I am not a patent attorney, nor an engineer. My concern is that I know how critical the unique nature of Formfactor's microspring technology and their other testing advancements are to their continued perch at the top of this particular food chain. The company has issued a press release on this and is trying to explain why it is not particularly critical, at least in the short term. You can see from a daily chart this the market accepted that explanation to some degree -- they very briefly sold down on the breaking news by about 20%, but that was for just a few minutes and they remain, for now, down about 5% on the news. That seems fair, and this is certainly something we'll have to watch.

So some bad news across the board on the nasty declining day in the market, but nothing that I would consider a reason to sell any of my holdings (except Cendant, which I should have sold when I first made that decision a couple days ago ... it keeps trickling down and now I'm just being stubborn hoping for a fairer price to sell)

One of these days I'll be selling Cendant and choosing something else to take it's place in my portfolio -- at this point, I'm thinking it will probably be one of my existing holdings.

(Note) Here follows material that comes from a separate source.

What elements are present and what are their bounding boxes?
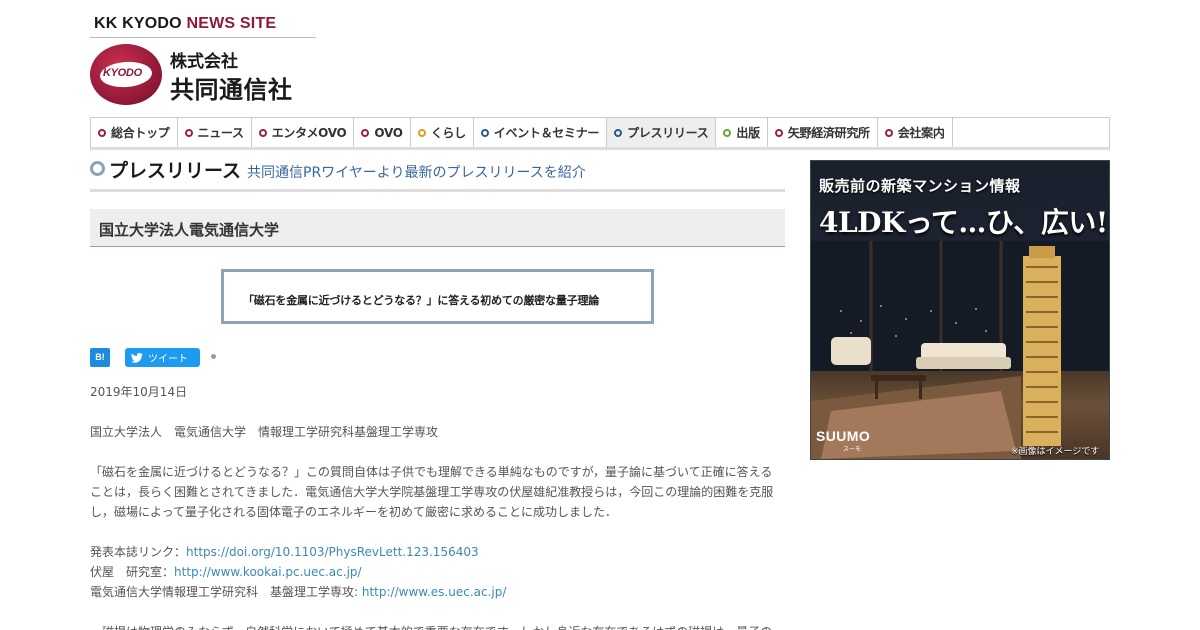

Exelisis (EXEL) is looking solid and should have some clinical trial news out in the next few weeks, with much more to come in the months to follow. SpaceDev (SPDV) just came to a merger agreement with Starsys that I think might be really big -- they're getting closer to their goal of becoming large enough to list on the exchange, which I think would be huge news, and, more importantly, this opens up a wider door to them in the space industry with a much broader array of products and capabilities. Or perhaps I'll settle on something completely new that's still percolating in the back of my mind ... I'll let you know.